Packages of vaccine roll off from a production line at a SinoPharm plant in Beijing, where employees prepare products for delivery to clients. Photos: Xinhua

Professor Wong Tze-wai, with the Chinese University of Hong Kong’s School of Public Health and Primary Care, has proposed a new approach to inoculating populations. 

Writing on her blog, Wong, an expert on infectious diseases epidemiology, noted populous nations like China, India, Indonesia etc would find it impracticable to give sufficient doses to all people within 2021, so governments should ditch fallacies about mass vaccinations and opt for what she called “ring vaccination,” focusing on known patients and their close contacts to snap infection chains. 

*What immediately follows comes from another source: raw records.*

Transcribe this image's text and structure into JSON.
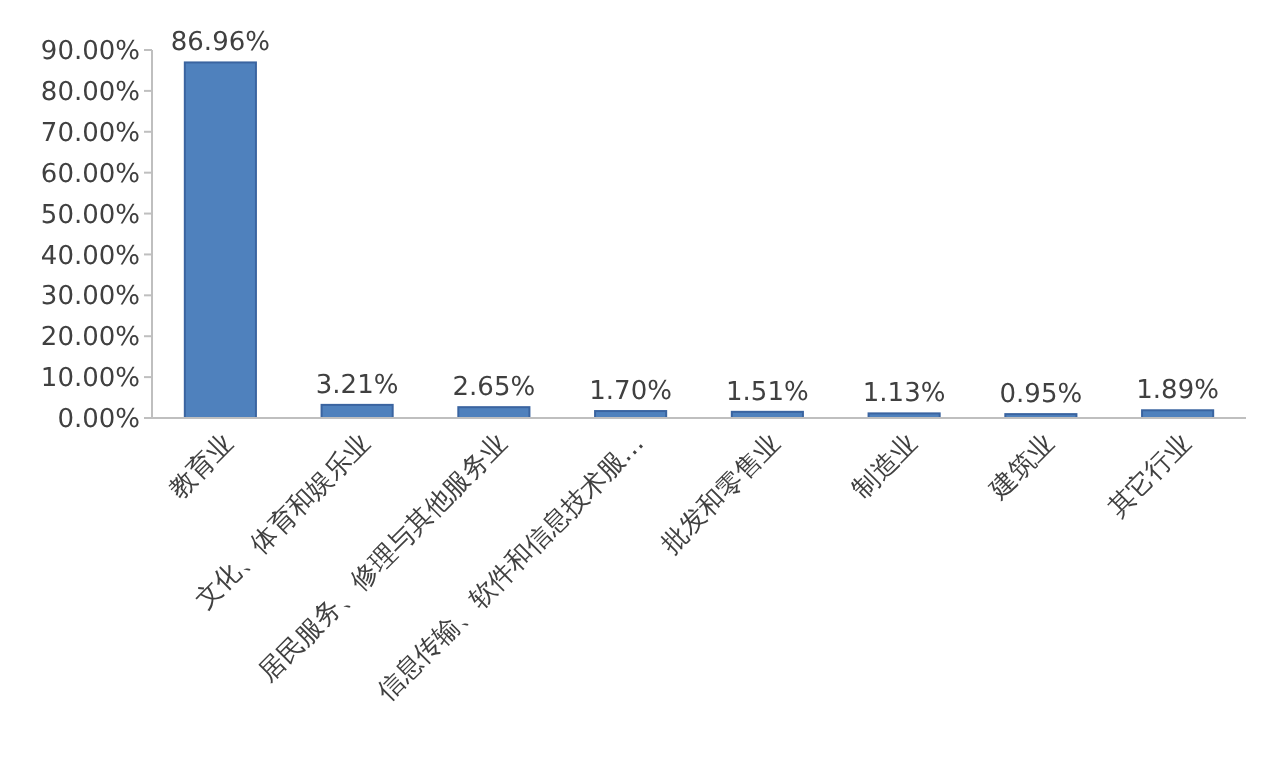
{
  "chart_data": {
    "type": "bar",
    "categories": [
      "教育业",
      "文化、体育和娱乐业",
      "居民服务、修理与其他服务业",
      "信息传输、软件和信息技术服…",
      "批发和零售业",
      "制造业",
      "建筑业",
      "其它行业"
    ],
    "values": [
      86.96,
      3.21,
      2.65,
      1.7,
      1.51,
      1.13,
      0.95,
      1.89
    ],
    "value_labels": [
      "86.96%",
      "3.21%",
      "2.65%",
      "1.70%",
      "1.51%",
      "1.13%",
      "0.95%",
      "1.89%"
    ],
    "color": "#4f81bd",
    "ylim": [
      0,
      90
    ],
    "yticks": [
      {
        "value": 0,
        "label": "0.00%"
      },
      {
        "value": 10,
        "label": "10.00%"
      },
      {
        "value": 20,
        "label": "20.00%"
      },
      {
        "value": 30,
        "label": "30.00%"
      },
      {
        "value": 40,
        "label": "40.00%"
      },
      {
        "value": 50,
        "label": "50.00%"
      },
      {
        "value": 60,
        "label": "60.00%"
      },
      {
        "value": 70,
        "label": "70.00%"
      },
      {
        "value": 80,
        "label": "80.00%"
      },
      {
        "value": 90,
        "label": "90.00%"
      }
    ],
    "grid": false
  }
}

“Concentrated efforts and limited resources in the developing world should be directed to looking for and tracking down anyone displaying a cough, fever or other onward febrile symptoms and test them for Covid-19 … Once a patient is confirmed and contact tracing is initiated, all close contacts of that patient, asymptomatic or not, must be administered vaccines, on top of putting them in quarantine,” said the academic.

Wong said such a “ring vaccination,” coupled with priority injection for medical workers and the elderly, could maximize protection when initial vaccine production and supplies could not be ratcheted up.